Inoltre, la richiesta del salario minimo legate come soluzione al lavoro povero rischia di essere semplicistica, perché la questione è anche di effettività. Il salario minimo legale non garantisce maggiore effettività rispetto al salario minimo contrattuale. In entrambi i casi, è necessario il rispetto della previsione normativa, legale o contrattuale (S. Spattini, Salario minimo legale: quando semplificare significa negare la complessità del lavoro, in Bollettino ADAPT 27 settembre 2021, n. 33), che può facilmente essere disattesa. Esempio ne è il lavoro irregolare, che sfuggirebbe dalle maglie del salario minimo legale, come sfugge da quelle dei salari minimi contrattuali.

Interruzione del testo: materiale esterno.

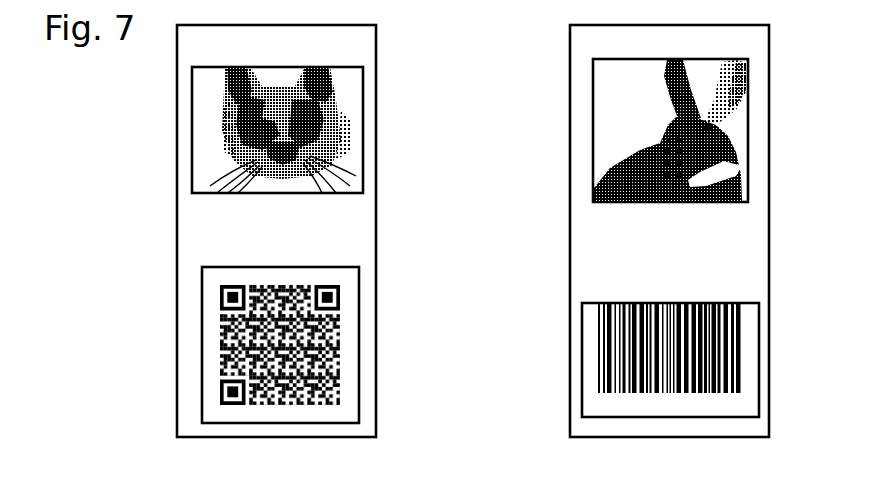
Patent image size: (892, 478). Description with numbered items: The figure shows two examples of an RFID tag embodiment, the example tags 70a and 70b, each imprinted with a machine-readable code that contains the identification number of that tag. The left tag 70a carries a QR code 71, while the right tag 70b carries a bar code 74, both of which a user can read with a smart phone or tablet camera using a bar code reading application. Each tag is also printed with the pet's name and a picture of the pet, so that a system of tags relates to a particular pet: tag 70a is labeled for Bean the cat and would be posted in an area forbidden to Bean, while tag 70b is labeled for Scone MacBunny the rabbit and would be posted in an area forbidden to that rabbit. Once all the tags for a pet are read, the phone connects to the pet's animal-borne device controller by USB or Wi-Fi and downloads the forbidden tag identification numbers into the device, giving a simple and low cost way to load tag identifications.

The RFID tag 70a is at (377, 53).
The RFID tag 70b is at (770, 52).
The QR code 71 is at (350, 312).
The bar code 74 is at (742, 313).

Infine, se il problema del lavoro povero non è la fissazione di minimi retributivi adeguati da parte della contrattazione che risultano, allo stato e fatta eccezione per il caso particolare del lavoro domestico, superiori alle cifre indicate nelle diverse proposte legislative (vedi lo studio su Salario minimo e contrattazione collettiva curato dall’Ordine dei Dottori Commercialisti di Milano richiamato recentemente da Pietro Ichino) e la contrattazione collettiva copre ancora una percentuale altissima di lavoratori, la soluzione al lavoro povero e a basse retribuzioni non è l’introduzione del salario minimo legale. Questo è dimostrato anche dalla comparazione. Infatti, i paesi che dagli anni’90 del Novecento ad oggi hanno introdotto il salario minimo legale come strumento per combattere il fenomeno del lavoro povero, lo hanno fatto perché hanno visto inesorabilmente diminuire la copertura della contrattazione collettiva ben sotto l’80%. Al contrario i paesi europei che insieme all’Italia non hanno salari minimi legali hanno coperture contrattuali oltre questa soglia (S. Spattini, La proposta europea di salario minimo legale: il punto di vista italiano e comparato in Bollettino ADAPT 21 settembre 2020, n. 34 (articolo aggiornato il 10 novembre 2020) e Salario minimo legale vs contrattazione collettiva in Italia e in Europa, in Bollettino ADAPT 23 marzo 2015, n. 11).
Se i sostenitori della legge sul salario minimo legale o della legge sulla rappresentanza e l’efficacia generalizzata del contratto collettivo hanno buoni argomenti per sostenere l’inadeguatezza del sistema contrattuale italiano rispetto alla fissazione di minimi retributivi, è ora di tirarli fuori. La storiella dei 1.000 contratti collettivi nazionali davvero non regge e sorprende che provenga da autorevoli studiosi che pure per lungo tempo hanno avuto ruoli istituzionali presso il nostro ente previdenziale con tutta la possibilità dunque di conoscere la realtà di questi contratti e delle dinamiche retributive sottostanti.
Silvia Spattini
Direttrice ADAPT
@SilviaSpattini
Coordinatore scientifico ADAPT
1 «Sono esclusi i CCNL del settore “agricoltura” e “lavoro domestico”, perché in tali settori le informazioni su aziende e lavoratori affluiscono all’INPS almeno in parte attraverso flussi informativi diversi da UNIEMENS», CNEL, Foglio “guida al file”, CCNL settore privato 29 aprile 2022.